Het standpunt van appellante dat, omdat bij de Raad geen medische deskundigheid aanwezig is, in de onderhavige zaak per definitie een deskundige moet worden ingeschakeld, wordt niet gevolgd. De Raad vormt namelijk zelf geen medisch oordeel, maar beoordeelt of de verzekeringsgeneeskundige rapporten van het Uwv voldoen aan de daaraan te stellen eisen. Als er op basis van de stukken in het dossier bij de Raad twijfel is aan de juistheid van die medische beoordeling, kan de Raad een deskundige benoemen. De rechtbank heeft terecht geen aanleiding gezien voor het raadplegen van een deskundige. Van een schending van het beginsel van equality of arms is geen sprake en ook de hiervoor noodzakelijke twijfel aan het medisch onderzoek door het Uwv ontbreekt. Appellante heeft voldoende gelegenheid gehad om wat de verzekeringsarts bezwaar en beroep heeft aangevoerd ter onderbouwing van het bestreden besluit met medische stukken te weerleggen en zij heeft van deze gelegenheid ook gebruik gemaakt. Ook in hoger beroep wordt het verzoek om een deskundige te benoemen daarom niet gehonoreerd.

Conclusie en gevolgen

5. Het hoger beroep slaagt dus niet. De aangevallen uitspraak wordt bevestigd. Dit betekent dat de beëindiging van de ZW-uitkering in stand blijft.

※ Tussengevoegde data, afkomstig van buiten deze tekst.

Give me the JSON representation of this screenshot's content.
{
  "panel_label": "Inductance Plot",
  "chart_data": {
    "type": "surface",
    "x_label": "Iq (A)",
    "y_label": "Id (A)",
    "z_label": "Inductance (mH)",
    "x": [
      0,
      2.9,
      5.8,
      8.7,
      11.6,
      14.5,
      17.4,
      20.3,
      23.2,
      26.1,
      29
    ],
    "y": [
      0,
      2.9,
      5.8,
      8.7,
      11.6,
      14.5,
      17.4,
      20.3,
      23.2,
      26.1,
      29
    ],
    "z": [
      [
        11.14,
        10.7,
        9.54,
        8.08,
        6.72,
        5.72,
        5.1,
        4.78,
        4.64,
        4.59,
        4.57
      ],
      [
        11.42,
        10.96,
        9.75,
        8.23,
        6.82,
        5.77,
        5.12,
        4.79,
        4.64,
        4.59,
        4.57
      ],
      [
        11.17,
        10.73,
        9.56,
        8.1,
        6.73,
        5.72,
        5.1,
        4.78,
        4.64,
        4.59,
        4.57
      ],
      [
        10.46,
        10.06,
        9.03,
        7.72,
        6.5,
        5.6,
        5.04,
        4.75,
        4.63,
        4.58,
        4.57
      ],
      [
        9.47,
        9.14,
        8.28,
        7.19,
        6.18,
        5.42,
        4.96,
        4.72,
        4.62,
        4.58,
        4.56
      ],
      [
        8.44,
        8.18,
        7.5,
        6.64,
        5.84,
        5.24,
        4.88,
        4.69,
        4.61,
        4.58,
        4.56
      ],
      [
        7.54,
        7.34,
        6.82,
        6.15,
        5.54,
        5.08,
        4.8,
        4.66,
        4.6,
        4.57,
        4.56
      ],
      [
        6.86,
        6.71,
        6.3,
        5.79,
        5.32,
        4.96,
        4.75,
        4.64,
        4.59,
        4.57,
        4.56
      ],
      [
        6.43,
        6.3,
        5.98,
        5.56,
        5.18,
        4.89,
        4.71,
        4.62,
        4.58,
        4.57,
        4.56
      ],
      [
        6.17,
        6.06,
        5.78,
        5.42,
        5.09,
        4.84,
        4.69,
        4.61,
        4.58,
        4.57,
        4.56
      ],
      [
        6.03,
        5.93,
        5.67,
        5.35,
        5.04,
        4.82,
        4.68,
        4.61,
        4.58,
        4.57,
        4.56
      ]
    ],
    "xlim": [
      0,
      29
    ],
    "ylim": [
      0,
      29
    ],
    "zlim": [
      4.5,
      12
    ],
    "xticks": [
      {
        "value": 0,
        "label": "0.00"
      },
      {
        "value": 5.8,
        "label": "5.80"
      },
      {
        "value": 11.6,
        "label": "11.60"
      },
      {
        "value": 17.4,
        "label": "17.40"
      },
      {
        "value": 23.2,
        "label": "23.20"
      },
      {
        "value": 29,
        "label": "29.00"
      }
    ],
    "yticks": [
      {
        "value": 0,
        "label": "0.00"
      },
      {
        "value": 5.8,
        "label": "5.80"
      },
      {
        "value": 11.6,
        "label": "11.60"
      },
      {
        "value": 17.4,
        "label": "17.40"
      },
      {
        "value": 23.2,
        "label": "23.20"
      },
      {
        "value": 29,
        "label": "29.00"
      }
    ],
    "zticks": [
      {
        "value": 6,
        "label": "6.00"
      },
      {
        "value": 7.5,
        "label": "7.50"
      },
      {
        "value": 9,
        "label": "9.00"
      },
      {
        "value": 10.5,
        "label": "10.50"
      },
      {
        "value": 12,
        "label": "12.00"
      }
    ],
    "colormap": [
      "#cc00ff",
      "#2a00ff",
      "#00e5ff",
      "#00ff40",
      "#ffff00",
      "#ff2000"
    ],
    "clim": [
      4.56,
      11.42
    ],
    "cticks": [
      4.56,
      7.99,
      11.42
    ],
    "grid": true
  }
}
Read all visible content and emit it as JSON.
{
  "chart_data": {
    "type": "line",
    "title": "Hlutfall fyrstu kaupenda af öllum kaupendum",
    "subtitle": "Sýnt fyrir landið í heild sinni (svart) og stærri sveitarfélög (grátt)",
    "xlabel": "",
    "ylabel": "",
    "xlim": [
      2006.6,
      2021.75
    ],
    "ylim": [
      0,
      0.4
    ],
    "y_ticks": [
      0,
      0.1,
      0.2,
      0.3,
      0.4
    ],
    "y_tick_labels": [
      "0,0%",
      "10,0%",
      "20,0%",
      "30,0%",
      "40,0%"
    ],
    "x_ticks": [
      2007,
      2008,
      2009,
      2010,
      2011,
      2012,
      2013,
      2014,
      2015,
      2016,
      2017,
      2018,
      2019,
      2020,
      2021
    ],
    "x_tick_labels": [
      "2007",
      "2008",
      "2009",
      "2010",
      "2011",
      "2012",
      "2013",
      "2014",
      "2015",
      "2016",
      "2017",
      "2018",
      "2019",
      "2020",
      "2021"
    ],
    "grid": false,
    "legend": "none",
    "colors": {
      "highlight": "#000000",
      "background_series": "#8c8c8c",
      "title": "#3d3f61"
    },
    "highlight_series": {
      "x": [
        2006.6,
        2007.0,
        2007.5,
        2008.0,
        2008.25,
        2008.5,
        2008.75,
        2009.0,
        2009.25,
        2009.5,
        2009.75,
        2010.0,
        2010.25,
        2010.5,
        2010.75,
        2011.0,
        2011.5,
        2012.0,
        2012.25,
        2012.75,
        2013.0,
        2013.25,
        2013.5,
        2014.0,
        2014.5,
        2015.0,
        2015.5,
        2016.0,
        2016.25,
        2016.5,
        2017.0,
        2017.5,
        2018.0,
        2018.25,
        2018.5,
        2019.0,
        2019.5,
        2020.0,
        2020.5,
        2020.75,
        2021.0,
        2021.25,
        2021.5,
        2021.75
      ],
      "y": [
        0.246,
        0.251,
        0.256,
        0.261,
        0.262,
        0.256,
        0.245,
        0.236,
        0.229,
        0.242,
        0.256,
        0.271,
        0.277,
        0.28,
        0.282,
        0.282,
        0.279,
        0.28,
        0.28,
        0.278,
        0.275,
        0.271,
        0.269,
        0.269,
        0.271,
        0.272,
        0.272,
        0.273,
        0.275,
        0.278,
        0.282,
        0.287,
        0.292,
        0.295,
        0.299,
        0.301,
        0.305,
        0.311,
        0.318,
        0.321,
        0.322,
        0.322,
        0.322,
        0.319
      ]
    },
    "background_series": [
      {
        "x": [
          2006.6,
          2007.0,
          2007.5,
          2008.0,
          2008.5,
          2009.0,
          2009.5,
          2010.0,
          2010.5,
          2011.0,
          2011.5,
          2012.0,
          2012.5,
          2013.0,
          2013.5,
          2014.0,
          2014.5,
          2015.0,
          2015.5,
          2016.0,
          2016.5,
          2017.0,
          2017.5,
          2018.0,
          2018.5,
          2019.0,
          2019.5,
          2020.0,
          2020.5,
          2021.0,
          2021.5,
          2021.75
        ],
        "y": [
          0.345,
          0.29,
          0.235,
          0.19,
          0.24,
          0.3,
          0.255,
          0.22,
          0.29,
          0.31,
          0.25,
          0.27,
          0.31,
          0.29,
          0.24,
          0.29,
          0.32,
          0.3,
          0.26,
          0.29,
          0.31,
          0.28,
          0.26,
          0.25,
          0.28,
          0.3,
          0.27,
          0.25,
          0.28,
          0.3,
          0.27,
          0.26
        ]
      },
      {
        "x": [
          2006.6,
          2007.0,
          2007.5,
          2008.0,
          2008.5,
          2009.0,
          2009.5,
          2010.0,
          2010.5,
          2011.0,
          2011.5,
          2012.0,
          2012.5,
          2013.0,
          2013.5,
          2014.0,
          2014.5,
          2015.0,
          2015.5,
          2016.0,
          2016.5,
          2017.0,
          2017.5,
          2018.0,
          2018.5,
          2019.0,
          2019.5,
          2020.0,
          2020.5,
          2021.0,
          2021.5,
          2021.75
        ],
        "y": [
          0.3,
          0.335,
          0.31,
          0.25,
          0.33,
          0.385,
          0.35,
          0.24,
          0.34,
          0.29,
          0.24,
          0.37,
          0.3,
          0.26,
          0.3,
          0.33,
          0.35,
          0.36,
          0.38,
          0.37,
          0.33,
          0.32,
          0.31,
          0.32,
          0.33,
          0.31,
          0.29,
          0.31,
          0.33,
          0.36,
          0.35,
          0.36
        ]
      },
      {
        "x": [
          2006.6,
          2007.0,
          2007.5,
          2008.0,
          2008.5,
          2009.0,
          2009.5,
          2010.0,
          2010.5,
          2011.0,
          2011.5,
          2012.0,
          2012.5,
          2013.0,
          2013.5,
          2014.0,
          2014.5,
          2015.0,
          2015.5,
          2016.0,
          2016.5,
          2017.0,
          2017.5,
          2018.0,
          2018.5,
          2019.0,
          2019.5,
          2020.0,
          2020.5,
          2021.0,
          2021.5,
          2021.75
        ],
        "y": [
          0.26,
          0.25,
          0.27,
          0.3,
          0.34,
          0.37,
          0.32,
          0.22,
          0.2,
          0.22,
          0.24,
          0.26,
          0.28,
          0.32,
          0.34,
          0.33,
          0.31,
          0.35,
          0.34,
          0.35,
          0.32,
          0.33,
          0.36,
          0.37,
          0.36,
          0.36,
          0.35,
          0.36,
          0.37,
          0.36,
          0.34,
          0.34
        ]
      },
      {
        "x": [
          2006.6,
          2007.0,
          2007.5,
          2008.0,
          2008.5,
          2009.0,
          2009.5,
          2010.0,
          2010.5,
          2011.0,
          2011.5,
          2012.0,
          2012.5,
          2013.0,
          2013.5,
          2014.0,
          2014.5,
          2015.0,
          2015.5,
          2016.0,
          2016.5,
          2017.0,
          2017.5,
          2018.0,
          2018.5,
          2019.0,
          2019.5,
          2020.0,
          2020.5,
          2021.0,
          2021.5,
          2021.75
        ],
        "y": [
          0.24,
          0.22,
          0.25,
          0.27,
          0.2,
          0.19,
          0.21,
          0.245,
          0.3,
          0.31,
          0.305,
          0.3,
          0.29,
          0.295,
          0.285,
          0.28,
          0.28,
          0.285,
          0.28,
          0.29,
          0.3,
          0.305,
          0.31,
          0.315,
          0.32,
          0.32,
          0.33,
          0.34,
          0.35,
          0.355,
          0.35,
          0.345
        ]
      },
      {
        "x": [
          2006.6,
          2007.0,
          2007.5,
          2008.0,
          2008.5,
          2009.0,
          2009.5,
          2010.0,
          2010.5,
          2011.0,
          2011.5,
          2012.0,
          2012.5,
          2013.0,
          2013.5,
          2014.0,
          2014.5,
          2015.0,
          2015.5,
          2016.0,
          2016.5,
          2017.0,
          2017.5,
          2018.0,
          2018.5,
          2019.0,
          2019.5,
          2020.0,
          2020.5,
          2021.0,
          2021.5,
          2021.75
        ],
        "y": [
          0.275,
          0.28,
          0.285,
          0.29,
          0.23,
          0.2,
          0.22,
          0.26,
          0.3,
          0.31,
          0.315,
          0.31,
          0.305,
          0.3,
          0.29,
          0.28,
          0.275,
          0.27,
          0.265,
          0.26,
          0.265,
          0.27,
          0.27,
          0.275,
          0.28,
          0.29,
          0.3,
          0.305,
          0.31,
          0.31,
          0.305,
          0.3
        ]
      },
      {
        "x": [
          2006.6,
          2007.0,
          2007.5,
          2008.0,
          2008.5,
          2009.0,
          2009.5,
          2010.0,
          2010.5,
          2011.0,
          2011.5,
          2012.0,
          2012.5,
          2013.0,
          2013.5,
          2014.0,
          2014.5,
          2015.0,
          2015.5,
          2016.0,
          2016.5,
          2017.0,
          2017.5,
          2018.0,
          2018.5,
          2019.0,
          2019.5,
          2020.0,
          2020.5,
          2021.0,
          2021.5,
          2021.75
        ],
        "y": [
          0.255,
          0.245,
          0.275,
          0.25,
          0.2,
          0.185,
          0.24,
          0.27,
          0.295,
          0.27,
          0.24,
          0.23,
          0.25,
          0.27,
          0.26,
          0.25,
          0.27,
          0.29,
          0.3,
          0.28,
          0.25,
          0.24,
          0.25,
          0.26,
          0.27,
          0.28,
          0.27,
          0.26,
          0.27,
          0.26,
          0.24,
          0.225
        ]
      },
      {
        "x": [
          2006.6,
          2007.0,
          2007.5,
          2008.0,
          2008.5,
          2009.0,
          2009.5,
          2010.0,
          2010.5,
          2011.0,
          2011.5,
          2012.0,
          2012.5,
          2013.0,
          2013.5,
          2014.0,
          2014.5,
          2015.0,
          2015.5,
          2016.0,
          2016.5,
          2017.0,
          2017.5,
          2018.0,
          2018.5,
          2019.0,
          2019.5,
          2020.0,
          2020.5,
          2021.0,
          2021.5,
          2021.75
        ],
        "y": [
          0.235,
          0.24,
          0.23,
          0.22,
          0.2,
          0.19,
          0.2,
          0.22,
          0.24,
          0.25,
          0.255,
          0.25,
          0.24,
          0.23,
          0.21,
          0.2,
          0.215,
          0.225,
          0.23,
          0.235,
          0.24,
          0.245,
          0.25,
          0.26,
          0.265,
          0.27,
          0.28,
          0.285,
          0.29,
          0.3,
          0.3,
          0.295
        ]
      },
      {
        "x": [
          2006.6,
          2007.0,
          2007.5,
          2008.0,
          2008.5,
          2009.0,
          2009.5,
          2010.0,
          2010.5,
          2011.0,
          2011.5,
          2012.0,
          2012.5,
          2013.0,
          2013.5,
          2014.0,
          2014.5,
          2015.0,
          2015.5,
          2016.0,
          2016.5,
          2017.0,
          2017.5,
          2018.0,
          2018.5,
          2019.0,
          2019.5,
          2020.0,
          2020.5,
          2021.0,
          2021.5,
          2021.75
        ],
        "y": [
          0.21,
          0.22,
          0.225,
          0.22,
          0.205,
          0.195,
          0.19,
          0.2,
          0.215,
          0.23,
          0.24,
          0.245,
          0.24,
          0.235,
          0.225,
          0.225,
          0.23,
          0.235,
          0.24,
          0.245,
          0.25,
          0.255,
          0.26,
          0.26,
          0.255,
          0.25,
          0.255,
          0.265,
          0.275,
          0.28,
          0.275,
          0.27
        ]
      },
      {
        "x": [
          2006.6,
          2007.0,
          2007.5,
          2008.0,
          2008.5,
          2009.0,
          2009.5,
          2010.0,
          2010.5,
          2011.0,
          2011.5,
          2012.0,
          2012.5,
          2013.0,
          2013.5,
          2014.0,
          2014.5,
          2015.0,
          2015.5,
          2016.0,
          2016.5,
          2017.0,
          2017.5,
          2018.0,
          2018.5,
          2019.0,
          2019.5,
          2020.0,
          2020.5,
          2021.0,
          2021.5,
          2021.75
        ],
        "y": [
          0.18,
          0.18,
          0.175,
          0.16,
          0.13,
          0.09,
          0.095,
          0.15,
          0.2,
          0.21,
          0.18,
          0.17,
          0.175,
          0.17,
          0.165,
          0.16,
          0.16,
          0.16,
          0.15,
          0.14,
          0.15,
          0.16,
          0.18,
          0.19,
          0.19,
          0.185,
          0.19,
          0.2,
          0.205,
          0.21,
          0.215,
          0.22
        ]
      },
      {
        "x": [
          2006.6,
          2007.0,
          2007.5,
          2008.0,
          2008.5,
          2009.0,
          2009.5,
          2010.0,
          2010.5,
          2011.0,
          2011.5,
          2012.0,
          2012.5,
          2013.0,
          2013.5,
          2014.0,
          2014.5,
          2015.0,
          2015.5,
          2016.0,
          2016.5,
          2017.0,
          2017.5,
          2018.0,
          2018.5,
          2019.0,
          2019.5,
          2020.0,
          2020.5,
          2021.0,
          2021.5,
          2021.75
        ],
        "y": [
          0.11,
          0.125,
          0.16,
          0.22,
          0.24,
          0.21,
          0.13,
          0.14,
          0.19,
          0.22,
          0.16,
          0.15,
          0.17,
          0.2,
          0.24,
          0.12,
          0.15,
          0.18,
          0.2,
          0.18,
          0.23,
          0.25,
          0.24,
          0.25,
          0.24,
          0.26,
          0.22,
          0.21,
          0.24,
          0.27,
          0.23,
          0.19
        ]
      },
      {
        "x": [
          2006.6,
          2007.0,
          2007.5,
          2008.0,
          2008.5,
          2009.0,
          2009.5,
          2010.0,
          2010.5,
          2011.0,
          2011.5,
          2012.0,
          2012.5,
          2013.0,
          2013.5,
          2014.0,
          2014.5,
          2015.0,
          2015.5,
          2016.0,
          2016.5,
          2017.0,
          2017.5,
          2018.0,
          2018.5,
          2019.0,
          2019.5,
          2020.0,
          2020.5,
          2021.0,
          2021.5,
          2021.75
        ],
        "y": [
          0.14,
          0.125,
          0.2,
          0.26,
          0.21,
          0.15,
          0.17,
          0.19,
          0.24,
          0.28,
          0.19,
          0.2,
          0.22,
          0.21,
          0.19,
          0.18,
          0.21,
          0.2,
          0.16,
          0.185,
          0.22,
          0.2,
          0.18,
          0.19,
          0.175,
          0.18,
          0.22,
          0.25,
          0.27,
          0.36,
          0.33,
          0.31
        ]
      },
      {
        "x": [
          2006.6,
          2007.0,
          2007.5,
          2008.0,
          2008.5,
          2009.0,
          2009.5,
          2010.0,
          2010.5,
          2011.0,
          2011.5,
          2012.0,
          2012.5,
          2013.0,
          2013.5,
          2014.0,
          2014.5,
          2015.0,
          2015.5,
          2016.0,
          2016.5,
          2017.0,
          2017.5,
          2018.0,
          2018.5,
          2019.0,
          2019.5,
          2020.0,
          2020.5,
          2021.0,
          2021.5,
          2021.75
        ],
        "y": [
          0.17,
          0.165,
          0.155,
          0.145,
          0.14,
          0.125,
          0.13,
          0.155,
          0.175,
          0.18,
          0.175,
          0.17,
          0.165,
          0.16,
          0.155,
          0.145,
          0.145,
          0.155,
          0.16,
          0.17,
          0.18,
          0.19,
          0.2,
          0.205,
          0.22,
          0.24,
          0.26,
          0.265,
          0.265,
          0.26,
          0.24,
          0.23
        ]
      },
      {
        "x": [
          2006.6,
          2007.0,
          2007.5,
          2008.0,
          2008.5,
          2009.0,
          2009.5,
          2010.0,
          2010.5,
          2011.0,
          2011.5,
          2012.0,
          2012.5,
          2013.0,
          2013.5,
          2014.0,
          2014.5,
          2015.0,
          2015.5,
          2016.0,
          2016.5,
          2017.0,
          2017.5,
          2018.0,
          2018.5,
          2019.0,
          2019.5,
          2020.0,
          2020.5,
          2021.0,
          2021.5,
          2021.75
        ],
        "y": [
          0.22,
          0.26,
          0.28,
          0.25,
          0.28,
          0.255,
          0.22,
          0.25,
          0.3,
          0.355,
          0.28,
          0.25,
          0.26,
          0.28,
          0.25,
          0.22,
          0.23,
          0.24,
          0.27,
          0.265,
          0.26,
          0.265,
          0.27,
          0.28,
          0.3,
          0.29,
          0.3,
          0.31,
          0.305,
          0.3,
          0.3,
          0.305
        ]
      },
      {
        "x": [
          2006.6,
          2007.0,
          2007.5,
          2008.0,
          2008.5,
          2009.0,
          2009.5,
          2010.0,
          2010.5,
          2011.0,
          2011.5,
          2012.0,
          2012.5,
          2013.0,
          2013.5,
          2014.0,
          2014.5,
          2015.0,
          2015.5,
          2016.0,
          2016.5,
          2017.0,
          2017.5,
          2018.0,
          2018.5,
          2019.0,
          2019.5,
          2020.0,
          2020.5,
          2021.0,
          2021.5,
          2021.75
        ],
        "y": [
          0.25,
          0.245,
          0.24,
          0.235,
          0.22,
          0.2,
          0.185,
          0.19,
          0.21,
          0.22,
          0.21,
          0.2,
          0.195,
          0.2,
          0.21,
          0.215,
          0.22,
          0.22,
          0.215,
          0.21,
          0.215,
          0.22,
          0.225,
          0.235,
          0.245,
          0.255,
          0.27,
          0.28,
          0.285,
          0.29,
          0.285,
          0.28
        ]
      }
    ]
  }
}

Bij deze uitkomst is er geen grond voor toekenning van schadevergoeding in de vorm van wettelijke rente.
6. Omdat het hoger beroep niet slaagt krijgt appellante geen vergoeding voor haar proceskosten en het betaalde griffierecht.

BESLISSING

De Centrale Raad van Beroep
- bevestigt de aangevallen uitspraak;
- wijst het verzoek om veroordeling tot vergoeding van schade af.
Deze uitspraak is gedaan door E.W. Akkerman, in tegenwoordigheid van E.X.R. Yi, als griffier. De beslissing is uitgesproken in het openbaar op 19 juni 2024.
(getekend) E.W. Akkerman
(getekend) E.X.R. Yi

Voetnoten

1.Arrest van het Europees Hof voor de Rechten van de Mens van 8 oktober 2015, ECLI:CE:ECHR:2015:1008JUD007721212.